01/04/2020 - 7:03
Os investidores já contavam que o Ibovespa fecharia o trimestre em queda, mas não poderiam imaginar que esse período de 2020 entraria para a história como o pior do principal índice da B3, a Bolsa de Valores brasileira. O indicador encerrou os negócios ontem aos 73.019 pontos, um recuo trimestral de 36,86%, o maior desde o início da medição, em 1968 – somente em março a retração foi de 29,9%.
Parte da explicação para esse desempenho está na crise causada pelo novo coronavírus. Os efeitos na economia se tornaram mais sérios a partir de março, quando a doença começou a se propagar da China para a Europa e os Estados Unidos. “Com a imposição de quarentena e o fechamento do comércio, houve uma queda muito forte na demanda, o que gerou insegurança aos mercados”, diz Henrique Esteter, da Guide Investimentos. “Em um cenário adverso, o investidor tende a focar em ativos com menor volatilidade. Mercados emergentes, como o Brasil, sentem mais o baque pois são considerados mais inseguros.”
Antes mesmo do estouro da pandemia, porém, o cenário já acumulava outros fatores de incerteza que deixavam o investidor apreensivo e menos tolerante ao risco, como as tensões entre EUA e Irã. “Vale lembrar que este é um ano eleitoral nos EUA e não há clareza de quem vai vencer, o que também gera um fator de incerteza”, diz Esteter.
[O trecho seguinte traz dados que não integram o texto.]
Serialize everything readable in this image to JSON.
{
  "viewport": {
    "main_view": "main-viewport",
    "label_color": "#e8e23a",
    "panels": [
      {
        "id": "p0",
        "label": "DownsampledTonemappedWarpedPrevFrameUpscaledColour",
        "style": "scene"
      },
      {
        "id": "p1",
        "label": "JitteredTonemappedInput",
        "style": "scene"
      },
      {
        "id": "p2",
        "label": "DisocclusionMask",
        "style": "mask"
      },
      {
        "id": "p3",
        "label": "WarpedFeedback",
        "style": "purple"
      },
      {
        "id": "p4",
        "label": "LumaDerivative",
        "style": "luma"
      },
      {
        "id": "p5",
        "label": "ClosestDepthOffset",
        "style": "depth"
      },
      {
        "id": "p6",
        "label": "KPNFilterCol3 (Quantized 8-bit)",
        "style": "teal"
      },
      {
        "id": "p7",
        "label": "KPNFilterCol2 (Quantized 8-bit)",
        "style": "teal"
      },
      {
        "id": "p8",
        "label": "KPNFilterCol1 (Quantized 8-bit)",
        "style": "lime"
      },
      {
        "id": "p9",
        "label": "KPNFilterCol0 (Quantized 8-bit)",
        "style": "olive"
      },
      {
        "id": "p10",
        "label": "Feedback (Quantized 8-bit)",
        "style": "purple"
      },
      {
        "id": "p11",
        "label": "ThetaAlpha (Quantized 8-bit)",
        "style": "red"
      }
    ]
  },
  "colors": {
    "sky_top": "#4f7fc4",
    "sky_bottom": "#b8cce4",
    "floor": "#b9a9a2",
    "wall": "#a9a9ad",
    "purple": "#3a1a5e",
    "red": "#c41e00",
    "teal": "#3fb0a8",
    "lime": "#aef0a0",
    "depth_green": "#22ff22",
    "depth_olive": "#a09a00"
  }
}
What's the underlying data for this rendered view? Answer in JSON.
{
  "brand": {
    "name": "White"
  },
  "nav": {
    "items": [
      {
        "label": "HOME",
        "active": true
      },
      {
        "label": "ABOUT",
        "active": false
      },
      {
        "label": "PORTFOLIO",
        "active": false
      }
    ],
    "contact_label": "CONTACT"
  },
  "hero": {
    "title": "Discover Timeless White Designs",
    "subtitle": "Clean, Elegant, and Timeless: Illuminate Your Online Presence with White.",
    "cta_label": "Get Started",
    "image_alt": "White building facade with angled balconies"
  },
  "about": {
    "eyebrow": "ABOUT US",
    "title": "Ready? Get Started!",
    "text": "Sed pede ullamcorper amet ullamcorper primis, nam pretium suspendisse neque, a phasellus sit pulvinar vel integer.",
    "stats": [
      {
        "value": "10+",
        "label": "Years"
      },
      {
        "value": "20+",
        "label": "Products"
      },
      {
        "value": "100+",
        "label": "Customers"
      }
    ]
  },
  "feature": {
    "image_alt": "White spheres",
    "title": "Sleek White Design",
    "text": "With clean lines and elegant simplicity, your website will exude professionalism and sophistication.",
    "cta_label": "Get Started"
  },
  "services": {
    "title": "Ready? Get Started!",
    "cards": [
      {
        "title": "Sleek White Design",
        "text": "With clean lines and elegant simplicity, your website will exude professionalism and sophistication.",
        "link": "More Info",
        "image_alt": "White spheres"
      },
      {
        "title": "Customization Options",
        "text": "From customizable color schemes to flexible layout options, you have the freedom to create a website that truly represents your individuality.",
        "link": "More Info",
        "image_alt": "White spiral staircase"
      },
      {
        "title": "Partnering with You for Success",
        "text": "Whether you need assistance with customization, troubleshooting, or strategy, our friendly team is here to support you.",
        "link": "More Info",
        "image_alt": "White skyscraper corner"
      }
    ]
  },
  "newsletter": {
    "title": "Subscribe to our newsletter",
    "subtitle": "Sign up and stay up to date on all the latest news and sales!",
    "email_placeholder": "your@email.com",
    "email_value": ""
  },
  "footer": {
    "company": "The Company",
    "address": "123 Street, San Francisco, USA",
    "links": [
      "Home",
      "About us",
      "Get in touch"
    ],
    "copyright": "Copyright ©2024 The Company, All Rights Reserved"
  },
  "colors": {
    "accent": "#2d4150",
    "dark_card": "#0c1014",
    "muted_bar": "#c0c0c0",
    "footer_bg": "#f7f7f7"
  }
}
Essa trajetória de aversão ao risco é bem ilustrada pela evolução do preço do ouro no período. O metal, considerado um porto seguro dos investidores em momentos de estresse no mercado financeiro, acumulou valorização de 17,90% em março e de 33,23% no trimestre.
No ambiente doméstico, não bastassem os efeitos nocivos à economia por causa da quarentena, o coronavírus acabou aumentando o risco país. O ano começou no Brasil com a promessa de avanço na agenda das reformas macroeconômicas, mas a pandemia jogou um balde de água fria nessa expectativa. “O Congresso dificilmente vai tratar pautas de ajuste neste momento, que exige que se canalizem esforços no sentido de salvar vidas”, afirma Ricardo França, da Ágora Investimentos. “Isso acabou pesando mais sobre os ativos de risco, desencadeando um movimento de aversão a risco e saída da Bolsa.”
Outra questão que ajudou a piorar o desempenho da B3 no trimestre foi a redução do valor do petróleo, causada pela guerra de preços que Rússia e Arábia Saudita travaram em fevereiro. “O conflito fez o preço dcair 60% e afetou as ações da Petrobrás, que têm um peso substancial na composição do Ibovespa”, diz França.
Outro dado que chamou a atenção foi a expressiva fuga de capital estrangeiro da Bolsa. Enquanto um volume de US$ 20,2 bilhões deixou o País entre fevereiro de 2019 e fevereiro deste ano, apenas em março de 2020 a saída foi de US$ 6,109 bilhões. Esse contexto de aversão ao risco justifica parte desse movimento. Como os meses de novembro e dezembro de 2019 foram de alta nos resultados da Bolsa, muitos investidores estrangeiros aproveitaram para realizar lucros e enviar o dinheiro ao exterior. Isso foi facilitado pelo bom momento que a Bolsa estava vivendo no fim do ano.